The reason green capitalism has so far made very little impact is partly political — lack of comprehensive changes in environmental and economic policies — and partly economical — corporate capitalism is still the predominant economic system. And as long as we have an economic system acting as a predator in relation to nature and politicians acting as its ombudsmen and spokespeople, we can only expect cosmetic change to the status quo. We cannot wait, in other words, for the corporations to voluntarily change their habits; it is simply unrealistic to expect them to voluntarily change their economic practices quickly without mounting public, political pressure.

We need to implement systemic and lasting green reforms in general and, more specifically, we need to restructure the economy so that it can better serve both people and planet. And for that to take place, we need to demand political and economic changes. We need not just more reforms, we need systems change.

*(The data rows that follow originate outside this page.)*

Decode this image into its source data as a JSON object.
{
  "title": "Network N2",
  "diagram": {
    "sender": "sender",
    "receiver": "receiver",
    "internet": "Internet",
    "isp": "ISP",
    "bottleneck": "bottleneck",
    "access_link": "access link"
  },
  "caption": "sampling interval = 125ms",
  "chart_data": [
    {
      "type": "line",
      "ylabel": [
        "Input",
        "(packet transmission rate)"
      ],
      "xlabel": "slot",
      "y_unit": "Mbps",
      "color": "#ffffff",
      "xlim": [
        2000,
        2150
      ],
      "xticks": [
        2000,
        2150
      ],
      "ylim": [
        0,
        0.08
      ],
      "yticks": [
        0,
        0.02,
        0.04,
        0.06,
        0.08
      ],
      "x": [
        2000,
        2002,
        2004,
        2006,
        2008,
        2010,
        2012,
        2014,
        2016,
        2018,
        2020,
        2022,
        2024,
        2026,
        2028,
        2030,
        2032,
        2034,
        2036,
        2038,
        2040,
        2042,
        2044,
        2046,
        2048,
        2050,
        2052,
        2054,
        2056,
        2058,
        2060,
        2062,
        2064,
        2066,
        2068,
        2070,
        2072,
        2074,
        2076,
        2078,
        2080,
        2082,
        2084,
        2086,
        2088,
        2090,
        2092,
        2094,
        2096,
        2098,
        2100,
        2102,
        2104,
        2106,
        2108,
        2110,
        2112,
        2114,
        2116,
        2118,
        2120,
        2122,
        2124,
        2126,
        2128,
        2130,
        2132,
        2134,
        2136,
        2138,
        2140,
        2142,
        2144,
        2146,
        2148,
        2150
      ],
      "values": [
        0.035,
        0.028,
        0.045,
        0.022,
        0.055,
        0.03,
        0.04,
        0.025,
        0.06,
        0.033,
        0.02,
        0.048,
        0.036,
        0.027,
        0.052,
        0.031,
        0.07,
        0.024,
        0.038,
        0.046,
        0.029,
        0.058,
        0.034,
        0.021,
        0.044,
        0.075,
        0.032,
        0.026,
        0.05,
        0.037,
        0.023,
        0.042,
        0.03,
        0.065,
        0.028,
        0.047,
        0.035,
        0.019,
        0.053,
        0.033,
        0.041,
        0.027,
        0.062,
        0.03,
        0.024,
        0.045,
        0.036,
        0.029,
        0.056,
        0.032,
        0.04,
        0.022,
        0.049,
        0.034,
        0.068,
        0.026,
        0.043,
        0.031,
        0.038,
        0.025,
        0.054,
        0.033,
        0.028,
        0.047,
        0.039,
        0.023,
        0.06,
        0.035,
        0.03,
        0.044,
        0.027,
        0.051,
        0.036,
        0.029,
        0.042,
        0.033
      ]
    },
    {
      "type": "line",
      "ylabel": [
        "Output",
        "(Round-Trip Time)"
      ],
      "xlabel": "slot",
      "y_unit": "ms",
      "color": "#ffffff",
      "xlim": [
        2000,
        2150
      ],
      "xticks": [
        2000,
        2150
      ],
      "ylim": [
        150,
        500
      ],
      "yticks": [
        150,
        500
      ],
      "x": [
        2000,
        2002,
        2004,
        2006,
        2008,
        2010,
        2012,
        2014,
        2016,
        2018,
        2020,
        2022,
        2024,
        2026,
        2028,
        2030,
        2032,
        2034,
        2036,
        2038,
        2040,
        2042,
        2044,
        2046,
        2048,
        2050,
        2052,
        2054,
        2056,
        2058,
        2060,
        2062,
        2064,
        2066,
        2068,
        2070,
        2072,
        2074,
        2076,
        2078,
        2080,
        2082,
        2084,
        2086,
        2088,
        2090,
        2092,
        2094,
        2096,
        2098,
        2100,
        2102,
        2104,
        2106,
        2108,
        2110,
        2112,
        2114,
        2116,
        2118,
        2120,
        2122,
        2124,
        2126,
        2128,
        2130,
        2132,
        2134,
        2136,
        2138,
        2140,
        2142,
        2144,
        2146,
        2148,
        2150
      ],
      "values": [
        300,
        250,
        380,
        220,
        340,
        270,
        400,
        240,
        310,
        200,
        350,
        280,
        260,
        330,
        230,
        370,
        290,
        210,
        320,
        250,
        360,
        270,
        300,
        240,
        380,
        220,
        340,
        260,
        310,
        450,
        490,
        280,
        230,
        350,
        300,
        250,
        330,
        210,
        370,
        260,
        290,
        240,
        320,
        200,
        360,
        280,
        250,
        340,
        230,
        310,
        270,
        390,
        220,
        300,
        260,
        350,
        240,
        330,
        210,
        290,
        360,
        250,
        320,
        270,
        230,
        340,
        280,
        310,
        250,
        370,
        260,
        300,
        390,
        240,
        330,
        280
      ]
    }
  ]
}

The fundamental system change that needs to take place is that cooperatives become the main vehicle by which to do business. Cooperatives with their social and community interests also at heart would far better reflect TBL reporting and goals in practice.  Of course, this also requires good management, but the inspiration of all involved in a cooperative is surely inherent in a cooperative venture. Cooperatives offer good prospects of holistic business relations in the future.

Notes
1. Scumacher, E.F. Small Is Beautiful. Vancouver, B.C.: Hartley and Marks, 1999.
2. Hawken, Paul, Blessed Unrest, New York: Penguin Books, 2008.